In 2006, the California Legislature passed Assembly Bill 32, also known as the Global Warming Solutions Act. The bill was signed into law by Gov. Arnold Schwarzenegger on Sept. 27, 2006. AB 32 represents the most aggressive greenhouse gas control regime implemented by any of the states and imposes a vast array of controls on the use of energy. Its goal is nothing less than the remaking of California’s entire energy economy.
But several recent reports suggest that AB 32 is likely to cause considerable harm to the state.
Boston Consulting Group recently conducted a sophisticated economic analysis that examined the impacts of an AB 32 future on refineries for California’s economy writ large. They found that under full implementation of low-carbon fuel standards, California could lose 28,000 to 51,000 jobs – that’s a net 2,500 to 5,000 jobs created due to investments in energy efficiency. They also found California will lose up to $4.4 billion in tax revenue per year by 2020, a majority of which will come from lost excise taxes on fuels.
BCG also found that AB 32 will transfer $4 billion from fuel refiners to the California Air Resources Board, will promote industry flight and be economically regressive, harming lower-income earners disproportionately. California’s trade balance will also be affected, as California will wind up importing diesel fuel and exporting gasoline.
Another study conducted recently for the California Manufacturers & Technology Association by consulting group Andrew Chang and Co., makes the BCG study look positively rosy. In its “optimistic case,” Chang and Co. estimate that AB 32 will cost consumers almost $140 billion cumulatively by 2020, and will lower California’s gross state product by more than $150 billion – more than 5 percent. They further estimate that California will have 262,000 fewer jobs in 2020 because of AB 32, and that by 2020, increased energy prices will increase household expenses for the average family by $2,500 per year.
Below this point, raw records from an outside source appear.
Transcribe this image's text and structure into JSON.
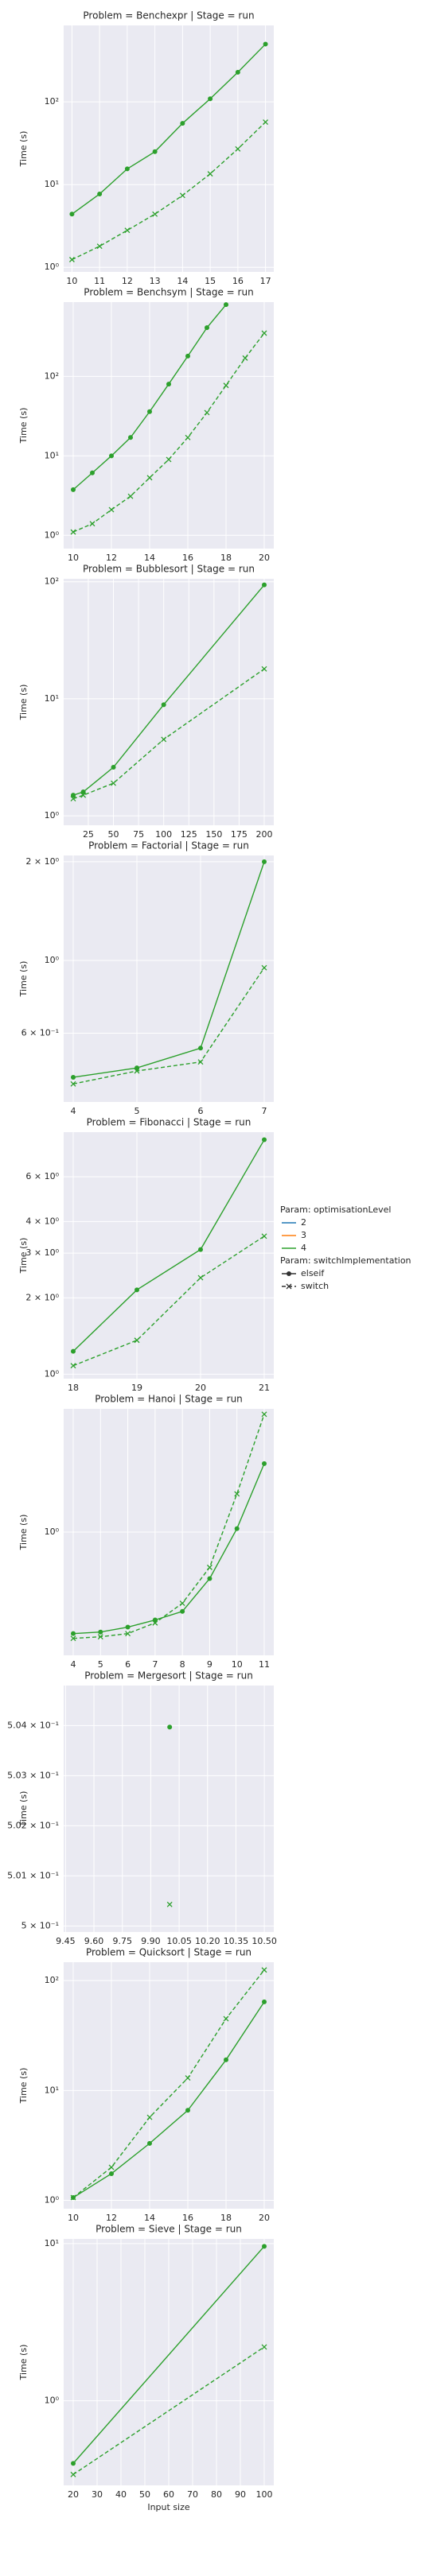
{
  "chart_data": [
    {
      "type": "line",
      "title": "Problem = Benchexpr | Stage = run",
      "ylabel": "Time (s)",
      "yscale": "log",
      "grid": true,
      "x": [
        10,
        11,
        12,
        13,
        14,
        15,
        16,
        17
      ],
      "xlim": [
        9.7,
        17.3
      ],
      "xticks": [
        10,
        11,
        12,
        13,
        14,
        15,
        16,
        17
      ],
      "ylim": [
        0.88,
        840
      ],
      "yticks": [
        {
          "value": 1,
          "label": "10⁰"
        },
        {
          "value": 10,
          "label": "10¹"
        },
        {
          "value": 100,
          "label": "10²"
        }
      ],
      "series": [
        {
          "color": "#2ca02c",
          "style": "solid",
          "marker": "o",
          "values": [
            4.4,
            7.7,
            15.5,
            25,
            55,
            109,
            228,
            500
          ]
        },
        {
          "color": "#2ca02c",
          "style": "dashed",
          "marker": "x",
          "values": [
            1.24,
            1.8,
            2.8,
            4.4,
            7.4,
            13.5,
            27,
            57
          ]
        }
      ]
    },
    {
      "type": "line",
      "title": "Problem = Benchsym | Stage = run",
      "ylabel": "Time (s)",
      "yscale": "log",
      "grid": true,
      "x": [
        10,
        11,
        12,
        13,
        14,
        15,
        16,
        17,
        18,
        19,
        20
      ],
      "xlim": [
        9.5,
        20.5
      ],
      "xticks": [
        10,
        12,
        14,
        16,
        18,
        20
      ],
      "ylim": [
        0.68,
        860
      ],
      "yticks": [
        {
          "value": 1,
          "label": "10⁰"
        },
        {
          "value": 10,
          "label": "10¹"
        },
        {
          "value": 100,
          "label": "10²"
        }
      ],
      "series": [
        {
          "color": "#2ca02c",
          "style": "solid",
          "marker": "o",
          "values": [
            3.75,
            6.1,
            10,
            17,
            36,
            80,
            180,
            410,
            800,
            null,
            null
          ]
        },
        {
          "color": "#2ca02c",
          "style": "dashed",
          "marker": "x",
          "values": [
            1.1,
            1.4,
            2.1,
            3.1,
            5.3,
            9,
            17,
            35,
            77,
            170,
            350
          ]
        }
      ]
    },
    {
      "type": "line",
      "title": "Problem = Bubblesort | Stage = run",
      "ylabel": "Time (s)",
      "yscale": "log",
      "grid": true,
      "x": [
        10,
        20,
        50,
        100,
        200
      ],
      "xlim": [
        0.5,
        209.5
      ],
      "xticks": [
        25,
        50,
        75,
        100,
        125,
        150,
        175,
        200
      ],
      "ylim": [
        0.83,
        106
      ],
      "yticks": [
        {
          "value": 1,
          "label": "10⁰"
        },
        {
          "value": 10,
          "label": "10¹"
        },
        {
          "value": 100,
          "label": "10²"
        }
      ],
      "series": [
        {
          "color": "#2ca02c",
          "style": "solid",
          "marker": "o",
          "values": [
            1.5,
            1.6,
            2.6,
            8.9,
            94
          ]
        },
        {
          "color": "#2ca02c",
          "style": "dashed",
          "marker": "x",
          "values": [
            1.4,
            1.5,
            1.9,
            4.5,
            18
          ]
        }
      ]
    },
    {
      "type": "line",
      "title": "Problem = Factorial | Stage = run",
      "ylabel": "Time (s)",
      "yscale": "log",
      "grid": true,
      "x": [
        4,
        5,
        6,
        7
      ],
      "xlim": [
        3.85,
        7.15
      ],
      "xticks": [
        4,
        5,
        6,
        7
      ],
      "ylim": [
        0.37,
        2.09
      ],
      "yticks": [
        {
          "value": 0.6,
          "label": "6 × 10⁻¹"
        },
        {
          "value": 1,
          "label": "10⁰"
        },
        {
          "value": 2,
          "label": "2 × 10⁰"
        }
      ],
      "series": [
        {
          "color": "#2ca02c",
          "style": "solid",
          "marker": "o",
          "values": [
            0.44,
            0.47,
            0.54,
            2.0
          ]
        },
        {
          "color": "#2ca02c",
          "style": "dashed",
          "marker": "x",
          "values": [
            0.42,
            0.46,
            0.49,
            0.95
          ]
        }
      ]
    },
    {
      "type": "line",
      "title": "Problem = Fibonacci | Stage = run",
      "ylabel": "Time (s)",
      "yscale": "log",
      "grid": true,
      "x": [
        18,
        19,
        20,
        21
      ],
      "xlim": [
        17.85,
        21.15
      ],
      "xticks": [
        18,
        19,
        20,
        21
      ],
      "ylim": [
        0.96,
        9.0
      ],
      "yticks": [
        {
          "value": 1,
          "label": "10⁰"
        },
        {
          "value": 2,
          "label": "2 × 10⁰"
        },
        {
          "value": 3,
          "label": "3 × 10⁰"
        },
        {
          "value": 4,
          "label": "4 × 10⁰"
        },
        {
          "value": 6,
          "label": "6 × 10⁰"
        }
      ],
      "series": [
        {
          "color": "#2ca02c",
          "style": "solid",
          "marker": "o",
          "values": [
            1.23,
            2.15,
            3.1,
            8.4
          ]
        },
        {
          "color": "#2ca02c",
          "style": "dashed",
          "marker": "x",
          "values": [
            1.08,
            1.36,
            2.4,
            3.5
          ]
        }
      ]
    },
    {
      "type": "line",
      "title": "Problem = Hanoi | Stage = run",
      "ylabel": "Time (s)",
      "yscale": "log",
      "grid": true,
      "x": [
        4,
        5,
        6,
        7,
        8,
        9,
        10,
        11
      ],
      "xlim": [
        3.65,
        11.35
      ],
      "xticks": [
        4,
        5,
        6,
        7,
        8,
        9,
        10,
        11
      ],
      "ylim": [
        0.5,
        2.0
      ],
      "yticks": [
        {
          "value": 1,
          "label": "10⁰"
        }
      ],
      "series": [
        {
          "color": "#2ca02c",
          "style": "solid",
          "marker": "o",
          "values": [
            0.565,
            0.57,
            0.586,
            0.61,
            0.64,
            0.77,
            1.02,
            1.47
          ]
        },
        {
          "color": "#2ca02c",
          "style": "dashed",
          "marker": "x",
          "values": [
            0.55,
            0.555,
            0.565,
            0.6,
            0.67,
            0.82,
            1.24,
            1.94
          ]
        }
      ]
    },
    {
      "type": "line",
      "title": "Problem = Mergesort | Stage = run",
      "ylabel": "Time (s)",
      "yscale": "linear",
      "grid": true,
      "x": [
        10
      ],
      "xlim": [
        9.44,
        10.55
      ],
      "xticks": [
        9.45,
        {
          "value": 9.6,
          "label": "9.60"
        },
        9.75,
        {
          "value": 9.9,
          "label": "9.90"
        },
        10.05,
        {
          "value": 10.2,
          "label": "10.20"
        },
        10.35,
        {
          "value": 10.5,
          "label": "10.50"
        }
      ],
      "ylim": [
        0.49988,
        0.5048
      ],
      "yticks": [
        {
          "value": 0.5,
          "label": "5 × 10⁻¹"
        },
        {
          "value": 0.501,
          "label": "5.01 × 10⁻¹"
        },
        {
          "value": 0.502,
          "label": "5.02 × 10⁻¹"
        },
        {
          "value": 0.503,
          "label": "5.03 × 10⁻¹"
        },
        {
          "value": 0.504,
          "label": "5.04 × 10⁻¹"
        }
      ],
      "series": [
        {
          "color": "#2ca02c",
          "style": "solid",
          "marker": "o",
          "values": [
            0.50397
          ]
        },
        {
          "color": "#2ca02c",
          "style": "dashed",
          "marker": "x",
          "values": [
            0.50043
          ]
        }
      ]
    },
    {
      "type": "line",
      "title": "Problem = Quicksort | Stage = run",
      "ylabel": "Time (s)",
      "yscale": "log",
      "grid": true,
      "x": [
        10,
        12,
        14,
        16,
        18,
        20
      ],
      "xlim": [
        9.5,
        20.5
      ],
      "xticks": [
        10,
        12,
        14,
        16,
        18,
        20
      ],
      "ylim": [
        0.84,
        147
      ],
      "yticks": [
        {
          "value": 1,
          "label": "10⁰"
        },
        {
          "value": 10,
          "label": "10¹"
        },
        {
          "value": 100,
          "label": "10²"
        }
      ],
      "series": [
        {
          "color": "#2ca02c",
          "style": "solid",
          "marker": "o",
          "values": [
            1.06,
            1.75,
            3.3,
            6.6,
            19,
            64
          ]
        },
        {
          "color": "#2ca02c",
          "style": "dashed",
          "marker": "x",
          "values": [
            1.06,
            2.0,
            5.7,
            13,
            45,
            125
          ]
        }
      ]
    },
    {
      "type": "line",
      "title": "Problem = Sieve | Stage = run",
      "ylabel": "Time (s)",
      "xlabel": "Input size",
      "yscale": "log",
      "grid": true,
      "x": [
        20,
        100
      ],
      "xlim": [
        16,
        104
      ],
      "xticks": [
        20,
        30,
        40,
        50,
        60,
        70,
        80,
        90,
        100
      ],
      "ylim": [
        0.29,
        10.7
      ],
      "yticks": [
        {
          "value": 1,
          "label": "10⁰"
        },
        {
          "value": 10,
          "label": "10¹"
        }
      ],
      "series": [
        {
          "color": "#2ca02c",
          "style": "solid",
          "marker": "o",
          "values": [
            0.4,
            9.6
          ]
        },
        {
          "color": "#2ca02c",
          "style": "dashed",
          "marker": "x",
          "values": [
            0.34,
            2.2
          ]
        }
      ]
    }
  ],
  "legend": {
    "title": "Param: optimisationLevel",
    "entries": [
      {
        "name": "2",
        "color": "#1f77b4"
      },
      {
        "name": "3",
        "color": "#ff7f0e"
      },
      {
        "name": "4",
        "color": "#2ca02c"
      }
    ],
    "style_title": "Param: switchImplementation",
    "styles": [
      {
        "name": "elseif",
        "style": "solid",
        "marker": "o"
      },
      {
        "name": "switch",
        "style": "dashed",
        "marker": "x"
      }
    ]
  }
}
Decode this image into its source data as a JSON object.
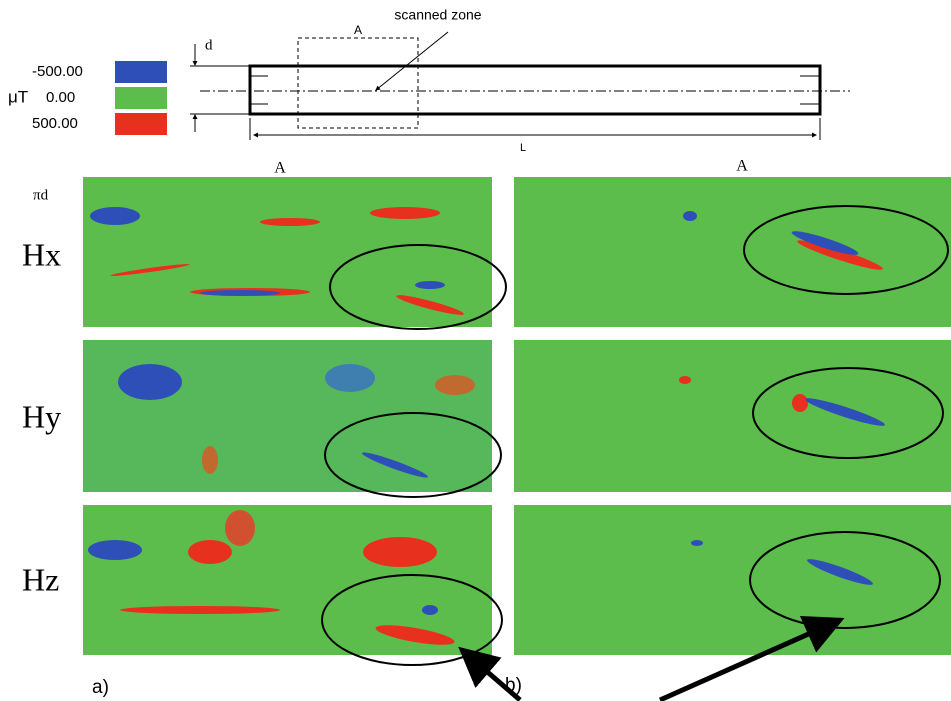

But there is another way forward. As Timothy Considine and colleagues at the University of Wisconsin found in a recent study published by the American Enterprise Institute, California has a way to mitigate the pain of transitioning either to renewables or to increased natural-gas electricity production. They conclude that “pairing a transition to either natural gas or renewables with a strategy of increased oil and gas production offers significantly better outcomes.”
“Increased oil and gas production in California would increase employment and state tax revenues over the next 25 years,” the study says. “At its peak, development creates more than 43,000 jobs and generates more than $3 billion in tax revenue in 2020. This ability to increase employment and tax revenues stands in sharp contrast to the previous two scenarios. The vast majority of these revenues are property tax and royalty payments. In 2016, the total increase in revenue to the state purse is $1.4 billion, rising to $3.1 billion in 2019. By 2030, oil and gas development continues to provide more than $1 billion in annual state and local taxes.”
California faces a stark choice with regard to its energy future. It can continue down a pathway blazed by AB 32 into what is almost certain to be further fiscal degradation for the state, more expensive energy, a higher cost of living and greater unemployment for Californians. Alternately, the state can embrace a future that recognizes and embraces the new technologies that are creating a global boom in “clean-burning” natural gas, reverse its course toward more expensive, less reliable forms of energy production and start slowing its spiral into economic chaos.
Nothing contained in this blog is to be construed as necessarily reflecting the views of the Pacific Research Institute or as an attempt to thwart or aid the passage of any legislation.